AIMED AT: Fans of The Goldfinch, treasure hunts and the work of Waldman's husband, Michael Chabon (with whom she is developing the WWII-set Hobgoblin for HBO).
Frog Music by Emma Donoghue
(Little Brown, $27, April 1)
ELEVATOR PITCH: It's a fast-paced thriller set in 1876 San Francisco about a prostitute on the hunt for a friend's murderer and her own lost baby.
AIMED AT: A wide audience that includes readers of her previous book, the Jaycee Dugard-like tale Room, historical-fiction fans and the literary crowd (it's an indie bookstore pick-of-the-month).
Love Life by Rob Lowe
(Simon & Schuster, $27, April 8)
ELEVATOR PITCH: On the heels of Lowe's successful 2011 memoir, Stories I Only Tell My Friends, comes some really intimate stories -- like how he blew a chance to hook up with Madonna -- plus anecdotes and advice on fatherhood, marriage and career. Did we mention Lowe dishes on what the hot tub at the Playboy mansion really is like?
AIMED AT: Theoretically, the Father's Day gift crowd will snatch this up for its warm tales of Lowe's sons and wife -- but in reality, Love Life is for anyone who loves a little salacious Hollywood gossip and an inside peek at the life of one of Hollywood's most enduring heartthrobs.
Natchez Burning by Greg Iles
(HarperCollins, $27.99, April 29)
ELEVATOR PITCH: A former prosecutor's defense of a beloved town doctor accused of murdering a nurse takes him back to Mississippi's war against the 1960s civil rights movement and a secretive KKK group run by one of the state's richest men.
AIMED AT: Readers of legal thrillers like those by Scott Turow (who is in an all-author band with Iles, Stephen King and Dave Barry) and John Grisham, as well as Iles fans cheering his return after a five-year hiatus brought on by a devastating car accident.
Noble Hustle by Colson Whitehead
(Doubleday, $24.95, May 6)
ELEVATOR PITCH: The MacArthur Fellow's funny account of playing in the 2011 World Series of Poker despite having never entered a poker tournament before, which resulted in a madcap six-week boot camp that mixed yoga and trips to Atlantic City's casinos.
AIMED AT: Fans of David Foster Wallace's great nonfiction essays, Grantland readers (where a shorter version already has appeared) and lovers of well-written stories exploring quirky corners of America.
We Were Liars by E. Lockhart
(Delacorte, $17.99, May 13)
ELEVATOR PITCH: A 17-year-old girl who belongs to a Kennedy-esque clan tries to piece together the truth about the traumatic head injury she suffered two years earlier while she was summering on the family's private island off the coast of Cape Cod.
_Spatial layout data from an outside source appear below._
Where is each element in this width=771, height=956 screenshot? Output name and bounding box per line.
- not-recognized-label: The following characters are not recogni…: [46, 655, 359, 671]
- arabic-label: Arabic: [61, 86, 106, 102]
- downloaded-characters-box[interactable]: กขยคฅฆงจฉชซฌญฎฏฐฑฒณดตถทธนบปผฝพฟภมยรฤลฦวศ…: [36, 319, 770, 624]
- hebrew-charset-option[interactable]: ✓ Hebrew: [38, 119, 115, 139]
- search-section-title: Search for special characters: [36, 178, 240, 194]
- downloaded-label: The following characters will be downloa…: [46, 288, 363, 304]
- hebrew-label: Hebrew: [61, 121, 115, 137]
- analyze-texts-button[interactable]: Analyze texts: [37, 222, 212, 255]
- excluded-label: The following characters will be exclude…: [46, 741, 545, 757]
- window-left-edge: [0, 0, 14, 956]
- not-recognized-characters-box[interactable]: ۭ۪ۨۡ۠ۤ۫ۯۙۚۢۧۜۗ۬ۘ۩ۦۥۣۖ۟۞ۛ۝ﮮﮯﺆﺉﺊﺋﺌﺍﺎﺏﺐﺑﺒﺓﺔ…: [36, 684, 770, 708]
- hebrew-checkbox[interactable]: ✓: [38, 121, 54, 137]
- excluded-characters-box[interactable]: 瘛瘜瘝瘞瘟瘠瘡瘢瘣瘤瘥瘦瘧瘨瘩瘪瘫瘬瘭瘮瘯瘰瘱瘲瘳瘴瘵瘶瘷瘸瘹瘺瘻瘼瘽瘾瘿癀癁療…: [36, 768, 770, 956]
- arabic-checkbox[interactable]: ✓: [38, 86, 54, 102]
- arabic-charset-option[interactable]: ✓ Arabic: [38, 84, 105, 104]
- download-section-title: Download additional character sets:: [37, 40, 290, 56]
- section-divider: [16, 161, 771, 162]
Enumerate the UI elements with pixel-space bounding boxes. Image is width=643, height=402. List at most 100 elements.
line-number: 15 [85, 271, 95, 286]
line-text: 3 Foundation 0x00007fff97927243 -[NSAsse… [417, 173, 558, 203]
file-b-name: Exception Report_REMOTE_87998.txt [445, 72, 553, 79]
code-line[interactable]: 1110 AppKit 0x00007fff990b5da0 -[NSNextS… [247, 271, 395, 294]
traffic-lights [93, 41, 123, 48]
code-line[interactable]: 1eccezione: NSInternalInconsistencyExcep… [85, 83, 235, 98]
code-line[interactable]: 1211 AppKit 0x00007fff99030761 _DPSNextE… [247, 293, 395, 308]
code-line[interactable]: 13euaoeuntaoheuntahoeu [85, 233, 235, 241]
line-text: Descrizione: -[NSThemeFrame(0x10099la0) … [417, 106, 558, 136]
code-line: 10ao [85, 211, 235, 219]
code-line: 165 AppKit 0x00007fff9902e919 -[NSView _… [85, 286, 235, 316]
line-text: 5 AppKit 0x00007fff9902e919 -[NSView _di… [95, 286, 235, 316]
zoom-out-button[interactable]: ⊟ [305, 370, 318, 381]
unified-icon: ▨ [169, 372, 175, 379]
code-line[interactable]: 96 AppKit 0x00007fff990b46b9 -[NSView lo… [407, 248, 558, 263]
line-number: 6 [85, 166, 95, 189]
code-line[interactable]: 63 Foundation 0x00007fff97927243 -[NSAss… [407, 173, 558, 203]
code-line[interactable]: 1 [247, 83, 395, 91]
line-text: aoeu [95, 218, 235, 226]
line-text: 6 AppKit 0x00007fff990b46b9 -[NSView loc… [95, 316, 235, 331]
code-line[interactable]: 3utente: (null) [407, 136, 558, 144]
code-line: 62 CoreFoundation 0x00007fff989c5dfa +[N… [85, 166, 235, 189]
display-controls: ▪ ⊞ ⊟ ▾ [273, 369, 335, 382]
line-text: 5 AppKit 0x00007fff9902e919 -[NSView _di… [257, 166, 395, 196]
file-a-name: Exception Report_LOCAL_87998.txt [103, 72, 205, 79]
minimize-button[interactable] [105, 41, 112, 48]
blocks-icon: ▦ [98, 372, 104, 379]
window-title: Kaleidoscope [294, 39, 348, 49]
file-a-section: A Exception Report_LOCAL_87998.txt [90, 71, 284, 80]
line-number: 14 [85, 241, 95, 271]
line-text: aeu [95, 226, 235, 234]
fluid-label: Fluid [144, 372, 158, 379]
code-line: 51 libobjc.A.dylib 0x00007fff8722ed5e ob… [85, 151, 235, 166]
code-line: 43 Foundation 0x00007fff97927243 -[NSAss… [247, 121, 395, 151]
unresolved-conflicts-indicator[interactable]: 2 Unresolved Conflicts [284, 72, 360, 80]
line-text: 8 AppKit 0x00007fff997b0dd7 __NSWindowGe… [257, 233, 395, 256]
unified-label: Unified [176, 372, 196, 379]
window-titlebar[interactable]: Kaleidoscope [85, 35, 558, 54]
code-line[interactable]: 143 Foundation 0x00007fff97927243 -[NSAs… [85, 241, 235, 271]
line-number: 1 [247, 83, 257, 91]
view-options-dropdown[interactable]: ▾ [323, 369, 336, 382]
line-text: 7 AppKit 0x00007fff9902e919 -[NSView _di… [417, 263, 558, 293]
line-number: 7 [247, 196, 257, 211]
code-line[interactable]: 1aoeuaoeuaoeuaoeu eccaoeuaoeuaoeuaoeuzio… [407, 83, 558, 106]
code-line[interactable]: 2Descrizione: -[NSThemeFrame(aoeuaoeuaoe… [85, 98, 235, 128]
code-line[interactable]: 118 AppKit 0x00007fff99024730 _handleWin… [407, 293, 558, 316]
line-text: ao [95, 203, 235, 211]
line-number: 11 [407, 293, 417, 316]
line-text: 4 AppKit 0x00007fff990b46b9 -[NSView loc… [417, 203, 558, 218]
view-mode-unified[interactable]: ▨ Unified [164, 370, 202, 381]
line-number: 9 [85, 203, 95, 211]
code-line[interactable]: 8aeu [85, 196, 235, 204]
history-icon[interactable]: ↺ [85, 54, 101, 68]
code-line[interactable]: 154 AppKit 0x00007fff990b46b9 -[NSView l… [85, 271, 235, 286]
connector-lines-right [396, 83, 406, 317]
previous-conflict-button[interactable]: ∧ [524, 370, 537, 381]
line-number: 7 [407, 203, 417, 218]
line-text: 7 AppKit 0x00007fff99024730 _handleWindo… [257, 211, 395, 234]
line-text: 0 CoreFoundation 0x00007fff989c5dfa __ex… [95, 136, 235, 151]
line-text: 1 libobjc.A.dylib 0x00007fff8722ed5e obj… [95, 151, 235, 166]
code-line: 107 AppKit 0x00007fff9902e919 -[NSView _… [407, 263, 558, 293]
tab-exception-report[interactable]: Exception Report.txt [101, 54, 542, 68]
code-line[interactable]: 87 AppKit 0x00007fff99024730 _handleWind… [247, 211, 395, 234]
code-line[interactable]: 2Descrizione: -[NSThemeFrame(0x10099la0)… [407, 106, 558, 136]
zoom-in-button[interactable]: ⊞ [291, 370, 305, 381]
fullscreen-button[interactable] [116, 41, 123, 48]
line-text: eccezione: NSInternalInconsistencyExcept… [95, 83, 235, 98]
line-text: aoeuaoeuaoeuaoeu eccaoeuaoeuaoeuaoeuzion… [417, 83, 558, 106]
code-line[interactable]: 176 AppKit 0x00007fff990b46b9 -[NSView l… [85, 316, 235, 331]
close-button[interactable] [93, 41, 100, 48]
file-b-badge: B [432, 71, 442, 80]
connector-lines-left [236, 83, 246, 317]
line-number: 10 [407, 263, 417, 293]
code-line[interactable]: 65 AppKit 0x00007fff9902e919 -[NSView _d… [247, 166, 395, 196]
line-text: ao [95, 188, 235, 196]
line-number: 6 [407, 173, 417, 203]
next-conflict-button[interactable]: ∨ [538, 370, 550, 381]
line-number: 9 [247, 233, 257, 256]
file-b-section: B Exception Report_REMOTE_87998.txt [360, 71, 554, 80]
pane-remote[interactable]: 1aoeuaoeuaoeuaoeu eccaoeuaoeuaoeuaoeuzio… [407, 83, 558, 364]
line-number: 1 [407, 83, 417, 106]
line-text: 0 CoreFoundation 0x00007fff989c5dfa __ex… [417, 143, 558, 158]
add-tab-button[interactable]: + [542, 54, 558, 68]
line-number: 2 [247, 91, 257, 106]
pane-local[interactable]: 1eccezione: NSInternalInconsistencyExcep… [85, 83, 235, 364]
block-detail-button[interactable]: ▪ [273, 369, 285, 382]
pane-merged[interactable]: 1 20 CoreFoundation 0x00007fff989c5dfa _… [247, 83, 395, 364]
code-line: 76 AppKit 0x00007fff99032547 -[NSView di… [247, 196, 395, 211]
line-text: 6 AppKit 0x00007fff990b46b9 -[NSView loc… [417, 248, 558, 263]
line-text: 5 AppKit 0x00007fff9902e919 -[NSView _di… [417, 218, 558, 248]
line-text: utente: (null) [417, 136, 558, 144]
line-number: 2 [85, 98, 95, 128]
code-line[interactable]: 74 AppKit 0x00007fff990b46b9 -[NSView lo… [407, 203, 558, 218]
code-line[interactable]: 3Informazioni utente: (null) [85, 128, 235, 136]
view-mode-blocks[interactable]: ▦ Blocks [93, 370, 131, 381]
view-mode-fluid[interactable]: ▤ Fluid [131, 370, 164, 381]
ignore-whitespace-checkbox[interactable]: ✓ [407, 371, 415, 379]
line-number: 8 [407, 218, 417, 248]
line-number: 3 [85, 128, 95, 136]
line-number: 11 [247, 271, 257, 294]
AIMED AT: The Fault in Our Stars lovers looking for an added dash of mystery and menace. They could turn this book with great early buzz (Fault author John Green is already a fan) into the season's breakout YA hit.
The Son by Jo Nesbo
(Knopf, $25.95, May 13)
ELEVATOR PITCH: A model inmate breaks out of prison to clear his disgraced father and expose corruption at the highest levels of Norway's government.
AIMED AT: Fans of taut atmospheric thrillers that run from Stieg Larsson to Turow who have not yet discovered Nesbo, a budding superstar in the U.S.
The Possibilities by Kaui Hart Hemmings
(Simon & Schuster, $25, May 13)
ELEVATOR PITCH: In the ski town of Breckenridge, Colo., a single mother grieving over the death of her 22-year-old son meets a young woman with a secret about the son that changes the mother's life.
AIMED AT: Already being adapted by Jason Reitman, Hemmings' second novel looks to build on the interest created from The Descendants' Oscar win with something thematically similar.